3. What happens if the sides don’t form a triangle?: The formula will produce a cosine value that is less than -1 or greater than 1. Since the arccos function is only defined for this range, it’s mathematically impossible to find an angle, and our calculator will display an error message.
4. Can I use this calculator for a right-angled triangle?: Yes. If you input the sides of a right-angled triangle, the cosine rule will still work. For the right angle, the cosine term will be cos(90°) = 0, and the formula simplifies to the Pythagorean theorem: a² = b² + c² (if A is the right angle). For this specific case, our right triangle calculator is more direct.
5. Why do I get an obtuse angle (more than 90°)?: You get an obtuse angle when the square of the opposite side (a²) is greater than the sum of the squares of the other two sides (b² + c²). This results in a negative value for the cosine, which corresponds to an angle between 90° and 180°.
6. What is the difference between Degrees and Radians?: They are two different units for measuring angles. A full circle is 360 degrees or 2π radians. The calculator allows you to choose your preferred unit for the result.
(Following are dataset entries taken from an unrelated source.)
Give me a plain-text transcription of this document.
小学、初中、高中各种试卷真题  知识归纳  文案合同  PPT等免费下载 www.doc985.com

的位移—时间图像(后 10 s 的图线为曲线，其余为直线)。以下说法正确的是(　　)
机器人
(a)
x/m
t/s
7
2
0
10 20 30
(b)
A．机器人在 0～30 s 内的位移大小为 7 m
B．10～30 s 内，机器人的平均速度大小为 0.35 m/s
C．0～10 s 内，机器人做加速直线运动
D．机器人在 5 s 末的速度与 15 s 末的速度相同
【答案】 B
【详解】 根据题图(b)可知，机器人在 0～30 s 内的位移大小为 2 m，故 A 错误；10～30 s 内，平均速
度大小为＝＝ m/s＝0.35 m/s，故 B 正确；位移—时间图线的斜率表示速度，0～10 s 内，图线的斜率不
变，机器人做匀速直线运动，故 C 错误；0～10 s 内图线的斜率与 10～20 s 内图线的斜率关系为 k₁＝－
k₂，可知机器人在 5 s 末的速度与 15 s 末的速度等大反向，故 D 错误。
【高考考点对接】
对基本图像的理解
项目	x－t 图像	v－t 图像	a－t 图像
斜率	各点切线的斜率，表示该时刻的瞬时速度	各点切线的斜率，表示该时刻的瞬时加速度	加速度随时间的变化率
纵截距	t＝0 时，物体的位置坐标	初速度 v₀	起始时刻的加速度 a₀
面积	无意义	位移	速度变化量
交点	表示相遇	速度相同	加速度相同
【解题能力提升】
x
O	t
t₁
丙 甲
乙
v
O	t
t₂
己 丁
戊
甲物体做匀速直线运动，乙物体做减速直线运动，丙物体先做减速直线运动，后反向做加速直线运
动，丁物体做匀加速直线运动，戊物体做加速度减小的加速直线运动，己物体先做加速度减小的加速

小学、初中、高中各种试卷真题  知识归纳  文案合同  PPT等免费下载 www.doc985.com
7. Does it matter what length units I use?: No, as long as you are consistent. The units cancel out in the formula’s ratio. Whether you use centimeters, inches, or miles, the resulting angle will be the same.
8. When should I use the Sine Rule instead of this Law of Cosines calculator?: Use the Sine Rule when you know two angles and one side (AAS or ASA) or two sides and a non-included angle (SSA). Use the Cosine Rule when you know two sides and the included angle (SAS) or all three sides (SSS), like in this Law of Cosines calculator.